I have touched on this topic from time to time but have not, until now, addressed it in detail. I am speaking about the astonishing lack of restraint that is not only allowed in our culture, but actually applauded. One sees it especially in sports where one team member will call out his teammate and trash him in public while the talking heads on television applaud him for his “emotional honesty.” There was a time, not long ago, when Johnny Unitas would throw a touchdown pass to Raymond Berry who would smile, toss the ball to the referee and trot back to the bench. Rod Laver would win one of his “Grand Slam” tournaments, smile, jog to the net and shake hands with his opponent. But no more. This sort of behavior is not regarded as exhibiting “emotional honesty” and would never make Sports Center.

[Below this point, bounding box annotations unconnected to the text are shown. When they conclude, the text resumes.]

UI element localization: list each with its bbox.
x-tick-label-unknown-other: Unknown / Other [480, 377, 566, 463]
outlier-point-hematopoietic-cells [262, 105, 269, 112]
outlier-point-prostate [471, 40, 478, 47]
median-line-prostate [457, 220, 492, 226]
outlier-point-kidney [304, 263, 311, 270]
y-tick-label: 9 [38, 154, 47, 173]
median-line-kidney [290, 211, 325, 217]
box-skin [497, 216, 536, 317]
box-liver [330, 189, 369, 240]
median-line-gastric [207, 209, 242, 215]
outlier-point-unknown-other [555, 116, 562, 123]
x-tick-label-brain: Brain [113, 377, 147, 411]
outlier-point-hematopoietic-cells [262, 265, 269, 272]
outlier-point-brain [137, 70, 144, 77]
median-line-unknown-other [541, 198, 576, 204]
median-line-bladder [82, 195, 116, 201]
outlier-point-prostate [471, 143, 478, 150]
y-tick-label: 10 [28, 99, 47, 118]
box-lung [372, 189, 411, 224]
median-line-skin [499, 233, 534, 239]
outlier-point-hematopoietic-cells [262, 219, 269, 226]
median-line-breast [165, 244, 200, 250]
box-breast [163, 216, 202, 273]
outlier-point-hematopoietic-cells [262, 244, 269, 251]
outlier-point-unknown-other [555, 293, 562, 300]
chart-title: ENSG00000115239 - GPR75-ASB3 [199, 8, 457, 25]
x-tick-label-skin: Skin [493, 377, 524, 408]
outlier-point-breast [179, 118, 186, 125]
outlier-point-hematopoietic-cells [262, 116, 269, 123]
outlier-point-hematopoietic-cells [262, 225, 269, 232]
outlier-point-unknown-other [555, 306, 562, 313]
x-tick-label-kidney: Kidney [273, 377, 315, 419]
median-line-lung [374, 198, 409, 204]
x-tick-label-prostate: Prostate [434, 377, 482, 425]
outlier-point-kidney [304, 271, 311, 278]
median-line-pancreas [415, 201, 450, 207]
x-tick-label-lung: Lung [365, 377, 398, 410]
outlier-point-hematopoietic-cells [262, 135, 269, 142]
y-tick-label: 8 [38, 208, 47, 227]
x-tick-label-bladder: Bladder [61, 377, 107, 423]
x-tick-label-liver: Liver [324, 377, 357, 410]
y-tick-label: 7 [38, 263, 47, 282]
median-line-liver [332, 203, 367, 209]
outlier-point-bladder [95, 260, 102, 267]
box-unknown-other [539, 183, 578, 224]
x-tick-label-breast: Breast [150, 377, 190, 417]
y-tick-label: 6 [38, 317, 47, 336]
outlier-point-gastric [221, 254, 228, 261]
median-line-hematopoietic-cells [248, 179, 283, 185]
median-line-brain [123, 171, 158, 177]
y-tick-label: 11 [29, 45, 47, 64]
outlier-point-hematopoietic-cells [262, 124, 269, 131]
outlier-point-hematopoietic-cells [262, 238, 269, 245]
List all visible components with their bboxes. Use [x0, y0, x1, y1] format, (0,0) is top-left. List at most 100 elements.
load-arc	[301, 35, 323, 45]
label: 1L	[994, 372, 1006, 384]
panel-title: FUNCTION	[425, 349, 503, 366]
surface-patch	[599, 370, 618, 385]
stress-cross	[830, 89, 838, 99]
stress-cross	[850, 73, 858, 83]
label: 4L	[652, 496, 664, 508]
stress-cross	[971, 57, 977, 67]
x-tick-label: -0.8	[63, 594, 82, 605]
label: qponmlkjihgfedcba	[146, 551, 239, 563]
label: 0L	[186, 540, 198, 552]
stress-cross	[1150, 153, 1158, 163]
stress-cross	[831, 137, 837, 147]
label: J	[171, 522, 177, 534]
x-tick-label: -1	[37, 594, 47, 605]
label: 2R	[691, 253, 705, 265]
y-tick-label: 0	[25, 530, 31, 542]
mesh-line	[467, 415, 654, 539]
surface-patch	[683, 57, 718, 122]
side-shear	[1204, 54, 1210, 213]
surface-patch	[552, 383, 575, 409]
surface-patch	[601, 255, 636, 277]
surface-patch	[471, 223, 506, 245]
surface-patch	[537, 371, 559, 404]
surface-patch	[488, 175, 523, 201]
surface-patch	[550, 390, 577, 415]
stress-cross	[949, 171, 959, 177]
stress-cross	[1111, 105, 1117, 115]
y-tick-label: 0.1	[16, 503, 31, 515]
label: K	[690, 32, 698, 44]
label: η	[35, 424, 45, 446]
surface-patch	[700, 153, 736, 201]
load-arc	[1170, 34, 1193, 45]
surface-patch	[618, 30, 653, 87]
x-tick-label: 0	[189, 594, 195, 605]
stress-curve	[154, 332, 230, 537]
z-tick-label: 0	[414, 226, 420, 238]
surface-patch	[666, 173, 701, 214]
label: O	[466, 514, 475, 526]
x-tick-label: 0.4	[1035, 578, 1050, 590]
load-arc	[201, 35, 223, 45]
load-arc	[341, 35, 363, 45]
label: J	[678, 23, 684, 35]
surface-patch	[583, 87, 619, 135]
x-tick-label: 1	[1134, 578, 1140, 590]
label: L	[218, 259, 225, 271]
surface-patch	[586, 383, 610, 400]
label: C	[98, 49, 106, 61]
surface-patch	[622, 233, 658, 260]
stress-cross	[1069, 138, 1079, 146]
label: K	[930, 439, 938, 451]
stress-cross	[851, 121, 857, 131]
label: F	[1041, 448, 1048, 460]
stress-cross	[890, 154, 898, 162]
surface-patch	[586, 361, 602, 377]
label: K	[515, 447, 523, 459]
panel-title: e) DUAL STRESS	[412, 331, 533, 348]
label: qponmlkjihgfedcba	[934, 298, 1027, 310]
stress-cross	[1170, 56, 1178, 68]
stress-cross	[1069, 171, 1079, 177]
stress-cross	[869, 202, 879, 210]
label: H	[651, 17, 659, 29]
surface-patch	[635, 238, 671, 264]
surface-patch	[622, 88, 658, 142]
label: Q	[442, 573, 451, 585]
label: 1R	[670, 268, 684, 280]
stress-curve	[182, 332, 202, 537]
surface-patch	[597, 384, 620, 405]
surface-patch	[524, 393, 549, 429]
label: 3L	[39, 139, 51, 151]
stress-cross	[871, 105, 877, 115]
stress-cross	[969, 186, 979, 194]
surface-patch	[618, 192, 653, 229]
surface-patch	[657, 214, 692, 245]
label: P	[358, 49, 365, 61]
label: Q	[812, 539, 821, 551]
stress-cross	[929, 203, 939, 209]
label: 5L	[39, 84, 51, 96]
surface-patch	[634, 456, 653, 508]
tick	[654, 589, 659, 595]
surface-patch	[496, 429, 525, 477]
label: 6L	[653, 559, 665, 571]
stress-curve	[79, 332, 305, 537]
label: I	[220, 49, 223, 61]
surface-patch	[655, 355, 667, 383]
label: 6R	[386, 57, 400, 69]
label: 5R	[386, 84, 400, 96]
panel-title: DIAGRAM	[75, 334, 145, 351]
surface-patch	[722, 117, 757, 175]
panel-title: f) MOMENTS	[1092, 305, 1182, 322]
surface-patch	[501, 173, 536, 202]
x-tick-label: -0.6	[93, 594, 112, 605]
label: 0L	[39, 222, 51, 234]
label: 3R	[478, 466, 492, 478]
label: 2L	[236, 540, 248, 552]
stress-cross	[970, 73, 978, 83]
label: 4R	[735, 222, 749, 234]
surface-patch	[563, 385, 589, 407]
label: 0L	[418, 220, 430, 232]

We now see the football players make a touchdown and then beat their chests like great apes drawing attention to themselves and getting huge applause from the crowds. The tendency has even infiltrated the more tranquil sports (if you will) like tennis and golf where the victors throw themselves down on the court after the final point or pound their chests after the last putt drops in like….well, like a great ape. The act itself is one thing, but the fact that the cameras follow those types and avoid the more sedate players who simply behave themselves is worth a moment’s reflection. Why do we think it worthy of praise if a man or a woman wallows in self-applause, insults another person, or “lets it all hang out”? The less restraint the better, we are led to believe. And it’s not just in sports. Many admire our sitting president for these very qualities, which can by no stretch of the imagination be regarded as estimable.
I think back to the Greeks who prized self-control. Homer, for example, describes Achilles’ actions after the death of his close friend Patroclus — which was every bit the sort of thing we see on television every day: dragging Hector’s corpse around the walls of Troy. He then learns restraint in granting Hector’s father permission to take Hector back to Troy and provide him with the hero’s burial he justly deserves. And that seems to be the lesson. Indeed, the Greek plays, especially, are full of examples of heroes who cross the line and behave in an unrestrained manner and then have to pay the price. This is the heart and soul of tragedy. And Plutarch’s Lives were written about true heroes who exemplified self-control in order to provide examples to the young people who read them years later.
The Victorian age followed the Greeks in their praise of self-restraint, and that age has generally been dismissed as repleat with human suffering and emotional hang-ups that required Freud to untangle. Focus tends to be on the manifold sins of the age in which the people were all “uptight” by today’s standards and tended to look the other way as the poor were left to fend for themselves. But a peek behind the curtain of the Victorian ethos reveals a people who prized self-restraint every bit as much as did the Greeks. George Eliot is a case in point. Her novels are filled with heroes and heroines who know the value of self-restraint, who seek always to control their emotions, do their duty, and respect others. There is no better example than the remarkable woman Maggie Tulliver in Eliot’s The Mill On The Floss who falls deeply in love with Stephen Guest who is promised to another. The man, as it happens, also loves Maggie and seeks to “compromise her” as the Victorians would have it.
In a lengthy passage that goes on for pages, the would-be seducer manages to divert Maggie’s attention while they are drifting down the river, passing the landing spot they had initially targeted. This means they will have to spend the night together after they land down-stream. This was no accident as Stephen repeatedly attempts to win Maggie over and she fights against his will and her own deepest desires. She sums up the struggle in the following passage:
“I am quite sure that [this] is wrong. I have tried to think of it again and again; but I see, if we judged in [your] way that it would be a warrant for all treachery and cruelty – we should justify breaking the most sacred ties that can ever be framed on earth. If the past does not bind us, where can duty lie? We should have no law but the inclination of the moment. . . Faithfulness and constancy mean something else besides doing what is easiest and pleasantest to ourselves. They mean renouncing whatever is opposed to the reliance others have in us – whatever would cause misery to those whom the course of our lives has made dependent on us.”
Bear in mind that in the eyes of her society Maggie has already compromised herself. She is a sinful woman who has spent the day — and the night ahead as it happens — with a man betrothed to her best friend. But regardless of the consequences Maggie sees her duty to others clearly and provides us with an excellent example of the self-restraint of which I write. It is truly admirable — through it would almost certainly be dismissed these days as an example of a woman who needs to “give it a rest” and be more honest with her feelings.
The fact is, of course, she is totally honest with her feelings. She knows exactly how she feels and her feelings are every bit as strong as Stephen’s. But she resists “the inclination of the moment.” She shows the sort of self-restraint that the Greeks admired. Eliot knew about the struggles between desire and duty and always sought to do the right thing. As a result she was greatly admired while today, I wager, she would be dismissed out of hand as a wooly headed fool.
Thus things do change. And not always for the better.